INTERNETARCHIVE.BAK/iabak-sharp implementation

From Archiveteam
Jump to navigation Jump to search

iabak-sharp is an experimental implementation of INTERNETARCHIVE.BAK.

It is available for Windows and Linux, and is a command line tool that can be left running in the background.

A central server takes care of coordinating the Internet Archive items that each client should back up. Each item can be given a priority score (currently, these priorities are assigned based on size and "uniqueness"[1] of the item type).
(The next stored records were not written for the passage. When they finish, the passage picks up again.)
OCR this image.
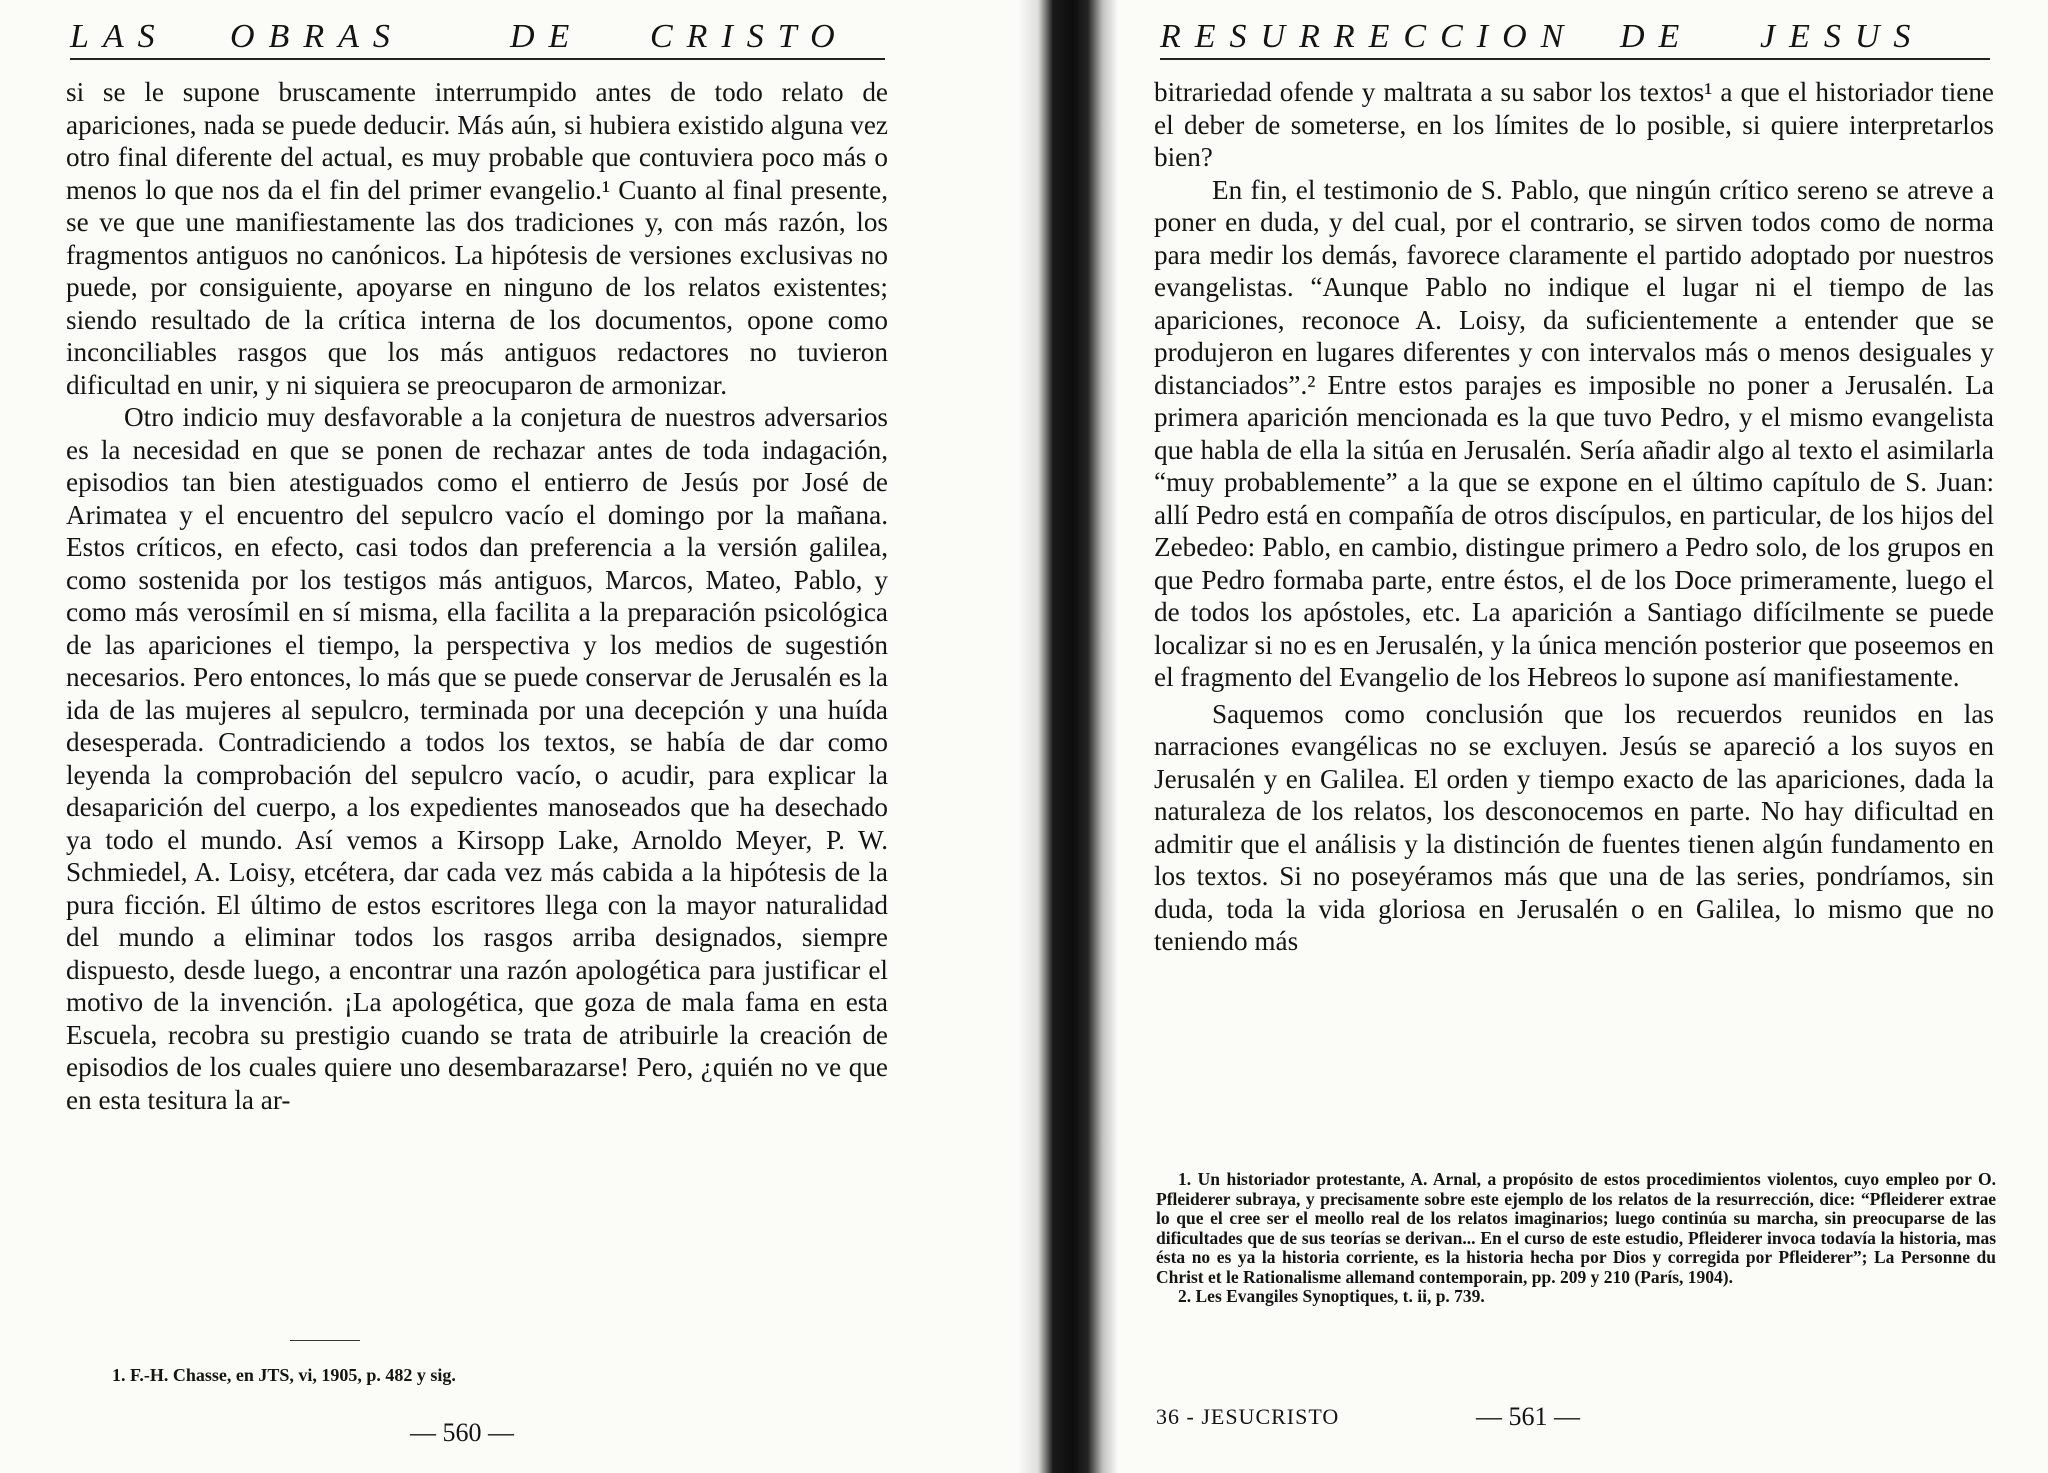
LAS OBRAS	DE CRISTO

si se le supone bruscamente interrumpido antes de todo relato de apariciones, nada se puede deducir. Más aún, si hubiera existido alguna vez otro final diferente del actual, es muy probable que contuviera poco más o menos lo que nos da el fin del primer evangelio.¹ Cuanto al final presente, se ve que une manifiestamente las dos tradiciones y, con más razón, los fragmentos antiguos no canónicos. La hipótesis de versiones exclusivas no puede, por consiguiente, apoyarse en ninguno de los relatos existentes; siendo resultado de la crítica interna de los documentos, opone como inconciliables rasgos que los más antiguos redactores no tuvieron dificultad en unir, y ni siquiera se preocuparon de armonizar.

Otro indicio muy desfavorable a la conjetura de nuestros adversarios es la necesidad en que se ponen de rechazar antes de toda indagación, episodios tan bien atestiguados como el entierro de Jesús por José de Arimatea y el encuentro del sepulcro vacío el domingo por la mañana. Estos críticos, en efecto, casi todos dan preferencia a la versión galilea, como sostenida por los testigos más antiguos, Marcos, Mateo, Pablo, y como más verosímil en sí misma, ella facilita a la preparación psicológica de las apariciones el tiempo, la perspectiva y los medios de sugestión necesarios. Pero entonces, lo más que se puede conservar de Jerusalén es la ida de las mujeres al sepulcro, terminada por una decepción y una huída desesperada. Contradiciendo a todos los textos, se había de dar como leyenda la comprobación del sepulcro vacío, o acudir, para explicar la desaparición del cuerpo, a los expedientes manoseados que ha desechado ya todo el mundo. Así vemos a Kirsopp Lake, Arnoldo Meyer, P. W. Schmiedel, A. Loisy, etcétera, dar cada vez más cabida a la hipótesis de la pura ficción. El último de estos escritores llega con la mayor naturalidad del mundo a eliminar todos los rasgos arriba designados, siempre dispuesto, desde luego, a encontrar una razón apologética para justificar el motivo de la invención. ¡La apologética, que goza de mala fama en esta Escuela, recobra su prestigio cuando se trata de atribuirle la creación de episodios de los cuales quiere uno desembarazarse! Pero, ¿quién no ve que en esta tesitura la ar-

1. F.-H. Chasse, en JTS, vi, 1905, p. 482 y sig.

— 560 —
RESURRECCION DE JESUS

bitrariedad ofende y maltrata a su sabor los textos¹ a que el historiador tiene el deber de someterse, en los límites de lo posible, si quiere interpretarlos bien?

En fin, el testimonio de S. Pablo, que ningún crítico sereno se atreve a poner en duda, y del cual, por el contrario, se sirven todos como de norma para medir los demás, favorece claramente el partido adoptado por nuestros evangelistas. “Aunque Pablo no indique el lugar ni el tiempo de las apariciones, reconoce A. Loisy, da suficientemente a entender que se produjeron en lugares diferentes y con intervalos más o menos desiguales y distanciados”.² Entre estos parajes es imposible no poner a Jerusalén. La primera aparición mencionada es la que tuvo Pedro, y el mismo evangelista que habla de ella la sitúa en Jerusalén. Sería añadir algo al texto el asimilarla “muy probablemente” a la que se expone en el último capítulo de S. Juan: allí Pedro está en compañía de otros discípulos, en particular, de los hijos del Zebedeo: Pablo, en cambio, distingue primero a Pedro solo, de los grupos en que Pedro formaba parte, entre éstos, el de los Doce primeramente, luego el de todos los apóstoles, etc. La aparición a Santiago difícilmente se puede localizar si no es en Jerusalén, y la única mención posterior que poseemos en el fragmento del Evangelio de los Hebreos lo supone así manifiestamente.

Saquemos como conclusión que los recuerdos reunidos en las narraciones evangélicas no se excluyen. Jesús se apareció a los suyos en Jerusalén y en Galilea. El orden y tiempo exacto de las apariciones, dada la naturaleza de los relatos, los desconocemos en parte. No hay dificultad en admitir que el análisis y la distinción de fuentes tienen algún fundamento en los textos. Si no poseyéramos más que una de las series, pondríamos, sin duda, toda la vida gloriosa en Jerusalén o en Galilea, lo mismo que no teniendo más

1. Un historiador protestante, A. Arnal, a propósito de estos procedimientos violentos, cuyo empleo por O. Pfleiderer subraya, y precisamente sobre este ejemplo de los relatos de la resurrección, dice: “Pfleiderer extrae lo que el cree ser el meollo real de los relatos imaginarios; luego continúa su marcha, sin preocuparse de las dificultades que de sus teorías se derivan... En el curso de este estudio, Pfleiderer invoca todavía la historia, mas ésta no es ya la historia corriente, es la historia hecha por Dios y corregida por Pfleiderer”; La Personne du Christ et le Rationalisme allemand contemporain, pp. 209 y 210 (París, 1904).

2. Les Evangiles Synoptiques, t. ii, p. 739.

36 - JESUCRISTO	— 561 —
iabak-sharp running on Windows 10.

Currently implemented features

  • User registration (optional)
  • Retrieval of items from IA
  • Hash consistency checks
  • Disk space checks
  • Coordination server and job assignment
  • Self-update
  • Download resume (file granularity)
  • Run on startup (Windows only)

GitHub repository

More info on the github page: iabak-sharp

Comparison with git-annex implementation

  • Written in a more maintainable language (as opposed to bash)
  • No concept of shards: because we're not constrained by git repository size limits, each client only has to worry about the metadata of the files that they're actually storing on their drive. The server only stores a minimal amount of metadata (identifier, total size, and users having that item).
  • We're free to implement features that don't perfectly match the git use cases (eg. remote verification/challanges, encryption support, alternate distribution mechanisms eg. ipfs)
  • Supports Windows (in addition to Linux)
  • Single binary, no external dependencies.

Notes

  1. For example, "warc-example1.com" has higher priority than all the "warc-example2-20200623", "warc-example2-20200624", "warc-example2-20200625" etc.